The underwater tomb of Japanese submariners who crept into Sydney Harbour 70 years ago will be opened to divers.
Twenty-one men died on the HMAS Kuttabul when it was attacked just after midnight on June 1, 1942.
Two torpedoes had been fired at the USS Chicago by the M24 Japanese midget submarine.
They missed the target and one torpedo exploded beneath the converted ferry Kuttabul that was being used for sailors' accommodation.
It was one of three midget subs, each with a two-member crew, that entered Sydney Harbour on May 31.
After being detected and attacked, the crews of two midget submarines scuttled their boats and committed suicide without successfully engaging any Allied vessels.
The M24's location remained a mystery for 64 years until divers located its wreck off Bungan Head, Newport, on Sydney's northern beaches in November 2006.
It is the only remaining midget submarine from the 1942 mission, state Environment Minister Robyn Parker said today.

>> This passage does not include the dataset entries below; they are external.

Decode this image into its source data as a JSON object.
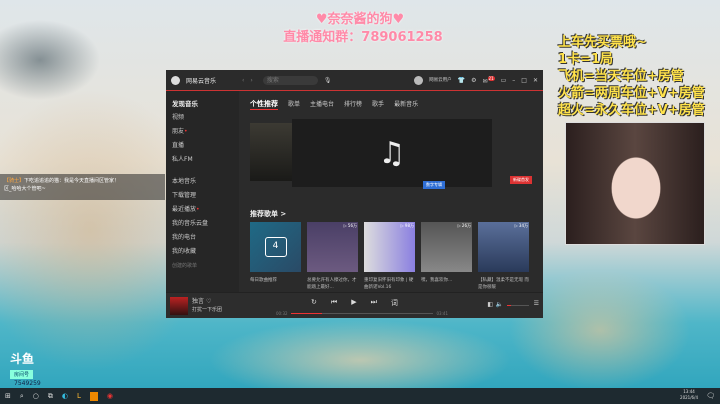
{
  "overlay": {
    "notice_title": "♥奈奈酱的狗♥",
    "notice_group": "直播通知群：789061258",
    "rules": [
      "上车先买票哦~",
      "1卡=1局",
      "飞机=当天车位+房管",
      "火箭=两周车位+V+房管",
      "超火=永久车位+V+房管"
    ],
    "platform_logo": "斗鱼",
    "room_label": "房间号",
    "room_id": "7549259",
    "chat": {
      "user": "【骑士】",
      "text": "下吃追追追的猫：我是今天直播间区管家！",
      "line2": "区_哈哈大个管吧~"
    }
  },
  "app": {
    "name": "网易云音乐",
    "search_placeholder": "搜索",
    "user": "网易云用户",
    "notif_count": "21",
    "sidebar": {
      "header": "发现音乐",
      "items": [
        "视频",
        "朋友",
        "直播",
        "私人FM"
      ],
      "local": "本地音乐",
      "download": "下载管理",
      "recent": "最近播放",
      "cloud": "我的音乐云盘",
      "radio": "我的电台",
      "collect": "我的收藏",
      "created": "创建的歌单"
    },
    "tabs": [
      "个性推荐",
      "歌单",
      "主播电台",
      "排行榜",
      "歌手",
      "最新音乐"
    ],
    "banner": {
      "tag_blue": "数字专辑",
      "tag_red": "新碟首发"
    },
    "section_title": "推荐歌单 >",
    "playlists": [
      {
        "title": "每日歌曲推荐",
        "plays": "",
        "day": "4"
      },
      {
        "title": "总要允许有人擦过你，才能踏上最好...",
        "plays": "▷ 56万"
      },
      {
        "title": "重印复旧怀旧有印象 | 硬曲新谣Vol.16",
        "plays": "▷ 98万"
      },
      {
        "title": "嘿，我喜欢你...",
        "plays": "▷ 26万"
      },
      {
        "title": "【私藏】温柔不是无瑕 而是你很暖",
        "plays": "▷ 34万"
      }
    ],
    "player": {
      "song": "独言",
      "artist": "打扰一下乐团",
      "elapsed": "00:32",
      "total": "03:41",
      "progress": 0.22
    }
  },
  "taskbar": {
    "time": "13:44",
    "date": "2021/6/4"
  }
}
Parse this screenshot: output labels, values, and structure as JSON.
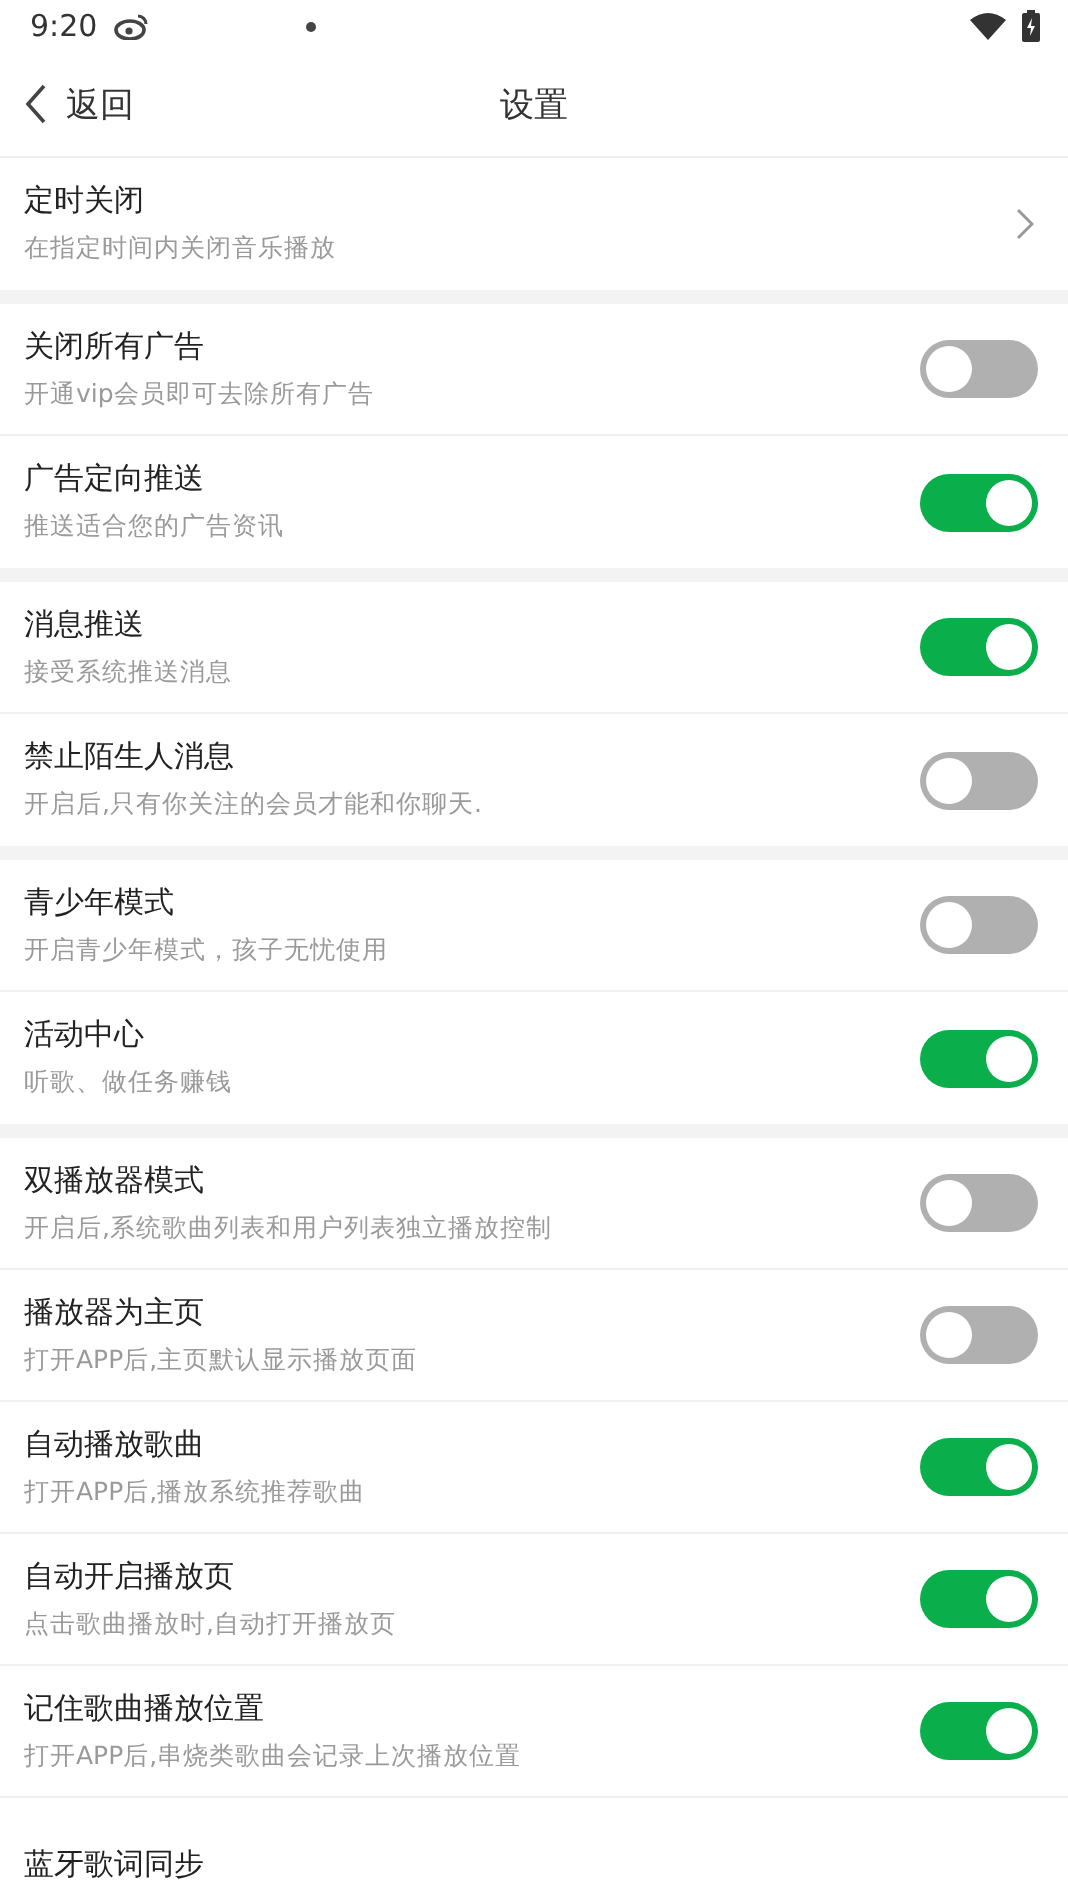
{
  "status_bar": {
    "time": "9:20"
  },
  "header": {
    "back_label": "返回",
    "title": "设置"
  },
  "groups": [
    {
      "items": [
        {
          "kind": "link",
          "title": "定时关闭",
          "subtitle": "在指定时间内关闭音乐播放"
        }
      ]
    },
    {
      "items": [
        {
          "kind": "toggle",
          "title": "关闭所有广告",
          "subtitle": "开通vip会员即可去除所有广告",
          "on": false
        },
        {
          "kind": "toggle",
          "title": "广告定向推送",
          "subtitle": "推送适合您的广告资讯",
          "on": true
        }
      ]
    },
    {
      "items": [
        {
          "kind": "toggle",
          "title": "消息推送",
          "subtitle": "接受系统推送消息",
          "on": true
        },
        {
          "kind": "toggle",
          "title": "禁止陌生人消息",
          "subtitle": "开启后,只有你关注的会员才能和你聊天.",
          "on": false
        }
      ]
    },
    {
      "items": [
        {
          "kind": "toggle",
          "title": "青少年模式",
          "subtitle": "开启青少年模式，孩子无忧使用",
          "on": false
        },
        {
          "kind": "toggle",
          "title": "活动中心",
          "subtitle": "听歌、做任务赚钱",
          "on": true
        }
      ]
    },
    {
      "items": [
        {
          "kind": "toggle",
          "title": "双播放器模式",
          "subtitle": "开启后,系统歌曲列表和用户列表独立播放控制",
          "on": false
        },
        {
          "kind": "toggle",
          "title": "播放器为主页",
          "subtitle": "打开APP后,主页默认显示播放页面",
          "on": false
        },
        {
          "kind": "toggle",
          "title": "自动播放歌曲",
          "subtitle": "打开APP后,播放系统推荐歌曲",
          "on": true
        },
        {
          "kind": "toggle",
          "title": "自动开启播放页",
          "subtitle": "点击歌曲播放时,自动打开播放页",
          "on": true
        },
        {
          "kind": "toggle",
          "title": "记住歌曲播放位置",
          "subtitle": "打开APP后,串烧类歌曲会记录上次播放位置",
          "on": true
        },
        {
          "kind": "text",
          "title": "蓝牙歌词同步"
        }
      ]
    }
  ]
}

To mark the 70th anniversary of the attack, Ms Parker said the government was opening up the wreck to controlled diving.
"The diver open days will be a world first," she said in a statement.
"Diver access will be on a trial basis and the move is strongly supported by both the commonwealth and the Japanese governments."
The Heritage Branch will conduct dive access by a restricted ballot system.
"If the system proves a success, it could become an annual event," Ms Parker said.
Anyone caught damaging or removing any part of the wreck faces penalties of up to $1.1 million and or six months in jail.
Ms Parker on Monday unveiled a plaque to commemorate the attack at North Mona Vale Headland.